Adding test scenario of PageLeakSoakTestCase#testPageLeaking test: 1. Start EAP 6.3.0.DR13(HQ 2.3.24.Final) with deployed InTopic 2. Start 2 subscribers - slow subscriber which reads 1 msg/s (Thread.sleep(1000); after each receive) - fast subscriber which read at maximum sleep 3. Start publisher which sends 10 000 000 messages to InTopic
I did a typo in step. 1 - it's 6.4.0.DR13
I did some observation. Number of PagePositionImpl instances goes down only if number of messages for slow subscriber goes down. This happens if slow subscriber read messages faster than publisher is sending them. It seems that number of PagePositionImpl instances is equal to number of files in messagingpaging directory.
I don't think the user is still hitting an issue. AFAIK the issue is fixed... GC kicked in should send the instances away after my fix.
I'm not sure whether all problems were resolved. PagePositionImpl instance appears to created for every page file. This can eventually lead to OOM if number of page files goes to 10 thousands. It appears that those instances are GC-ed only if all messages in the page file are read.
Otherwise they're held in memory. Is it limitation of paging?
The PagePosition is kept in Memory on a soft cache.

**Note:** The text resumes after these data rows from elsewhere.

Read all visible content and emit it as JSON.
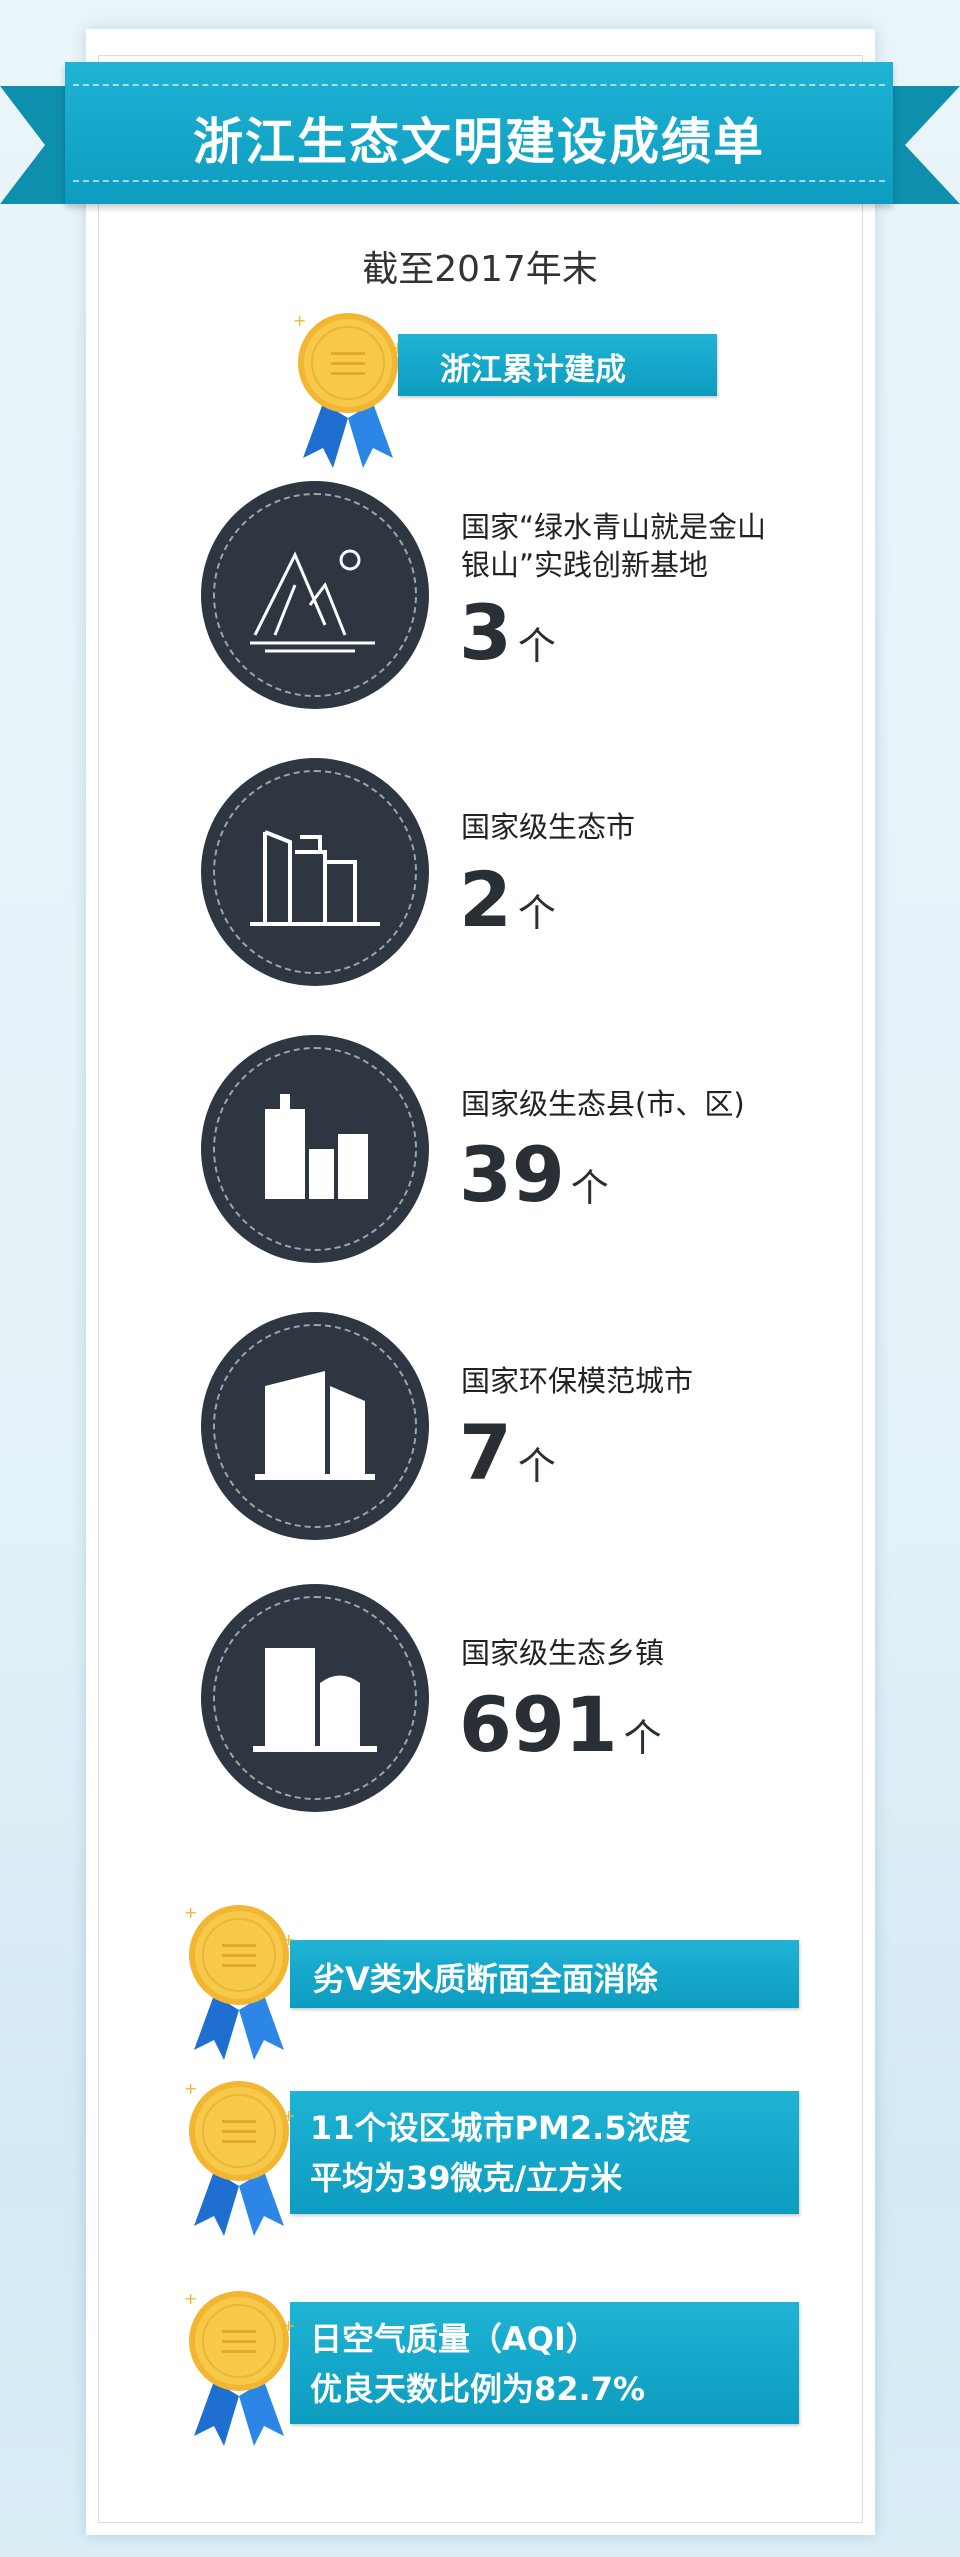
{
  "title": "浙江生态文明建设成绩单",
  "subtitle": "截至2017年末",
  "section_label": "浙江累计建成",
  "items": [
    {
      "label_line1": "国家“绿水青山就是金山",
      "label_line2": "银山”实践创新基地",
      "value": "3",
      "unit": "个",
      "icon": "mountain-icon"
    },
    {
      "label_line1": "国家级生态市",
      "value": "2",
      "unit": "个",
      "icon": "city-buildings-icon"
    },
    {
      "label_line1": "国家级生态县(市、区)",
      "value": "39",
      "unit": "个",
      "icon": "county-buildings-icon"
    },
    {
      "label_line1": "国家环保模范城市",
      "value": "7",
      "unit": "个",
      "icon": "office-tower-icon"
    },
    {
      "label_line1": "国家级生态乡镇",
      "value": "691",
      "unit": "个",
      "icon": "town-buildings-icon"
    }
  ],
  "achievements": [
    {
      "line1": "劣V类水质断面全面消除"
    },
    {
      "line1": "11个设区城市PM2.5浓度",
      "line2": "平均为39微克/立方米"
    },
    {
      "line1": "日空气质量（AQI）",
      "line2": "优良天数比例为82.7%"
    }
  ],
  "colors": {
    "ribbon": "#13a6c8",
    "medal_gold": "#f7c948",
    "medal_ribbon": "#1e6fd0",
    "circle": "#2e3641"
  }
}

Whenever it needs memory the soft-cache is released. The cache has a limited size as well, whenever you move to reading a different page, the pagePosition should be released. any GC operation should release the object... Now if you are seeing infinite grow on any test than I would like to see it and it would be an issue. Otherwise it's working as supposed to
>> It seems that number of PagePositionImpl instances is equal to number of files in messagingpaging directory. << That's expected until you release the entire page file. When you have a consumer behind, I will remove all the page-positions and keep one per file, until the file is removed. It's what I call the page-completion... so this is as engineered.... Paging is not a database and it should not be used as that... in case there is a large number of files my recommendation is to user a large page-size. So, I don't see any issues so far. If you found a situation where the number of pagePositions would grow indefinitely then it's an issue.
Thanks for feedback. So those instances are because of page-completion and it's by design. As you mentioned increasing page-size-bytes reduces number of page files and number of PagePositionImpl instances in memory. Setting this bz as verified then.